A solution to this problem is to introduce an anti-corruption layer to your bounded context. The anti-corruption layer is responsible for verifying that incoming integration events make sense. For example, by verifying that the payload contains the expected types of data for the type of event.

You can also use the anti-corruption layer to translate incoming integration events. This translation might include the following operations:

  • Mapping to a different event type when the publishing bounded context has changed the type of an event to one that the receiving bounded context does not recognize.
  • Converting to a different version of the event when the publishing bounded context uses a different version to the receiving bounded context.

Integration with legacy systems

Bounded contexts that implement the CQRS pattern will already have much of the infrastructure necessary to publish and receive integration events: a bounded context that contains a legacy system may not. How you choose to implement with a bounded context that uses a legacy implementation depends largely on whether you can modify that legacy system. It may be that it is a black-box with fixed interfaces, or you may have access to the source code and be able to modify it to work with events.

The following sections outline some common approaches to getting data from a legacy system to a bounded context that implements the CQRS pattern.

Reading the database

Many legacy systems use a relational database to store their data. A simple way to get data from the legacy system to your bounded context that implements the CQRS pattern, is to have your bounded context read the data that it needs directly from the database. This approach may be useful if the legacy system has no APIs that you can use or if you cannot make any changes to the legacy system. However, it does mean that your bounded context is tightly coupled to the database schema in the legacy system.

Generating events from the database

As an alternative, you can implement a mechanism that monitors the database in the legacy system, and then publishes integration events that describe those changes. This approach decouples the two bounded contexts and can still be done without changing the existing legacy code because you are creating an additional process to monitor the database. However, you now have another program to maintain that is tightly coupled to the legacy system.
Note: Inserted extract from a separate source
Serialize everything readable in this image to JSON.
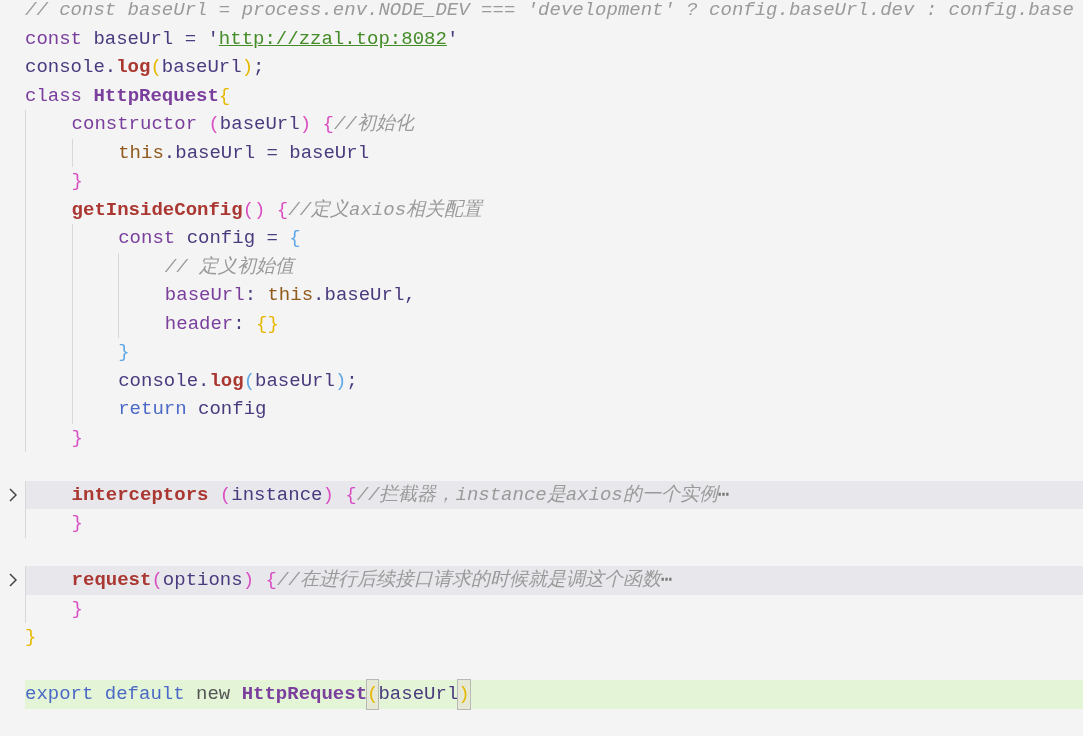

Modifying the legacy systems

If you are able to modify the legacy system, you could modify it to publish integration events directly. With this approach, unless you are careful, you still have a potential consistency problem. You must ensure that the legacy system always saves its data and publishes the event. To ensure consistency, you either need to use a distributed transaction or introduce another mechanism to ensure that both operations complete successfully.

Implications for event sourcing

If the bounded context that implements the CQRS pattern also uses event sourcing, then all of the events published by aggregates in that domain are persisted to the event store. If you have modified your legacy system to publish events, you should consider whether you should persist these integration events as well. For example, you may be using these events to populate a read-model. If you need to be able to rebuild the read-model, you will need a copy of all these integration events.

If you determine that you need to persist your integration events from a legacy bounded context, you also need to decide where to store those events: in the legacy publishing bounded context, or the receiving bounded context. Because you use the integration events in the receiving bounded context, you should probably store them in the receiving bounded context.

Your event store must have a way to store events that are not associated with an aggregate.

Note

As a practical solution, you could also consider allowing the legacy bounded context to persist events directly into the event store that your CQRS bounded context uses.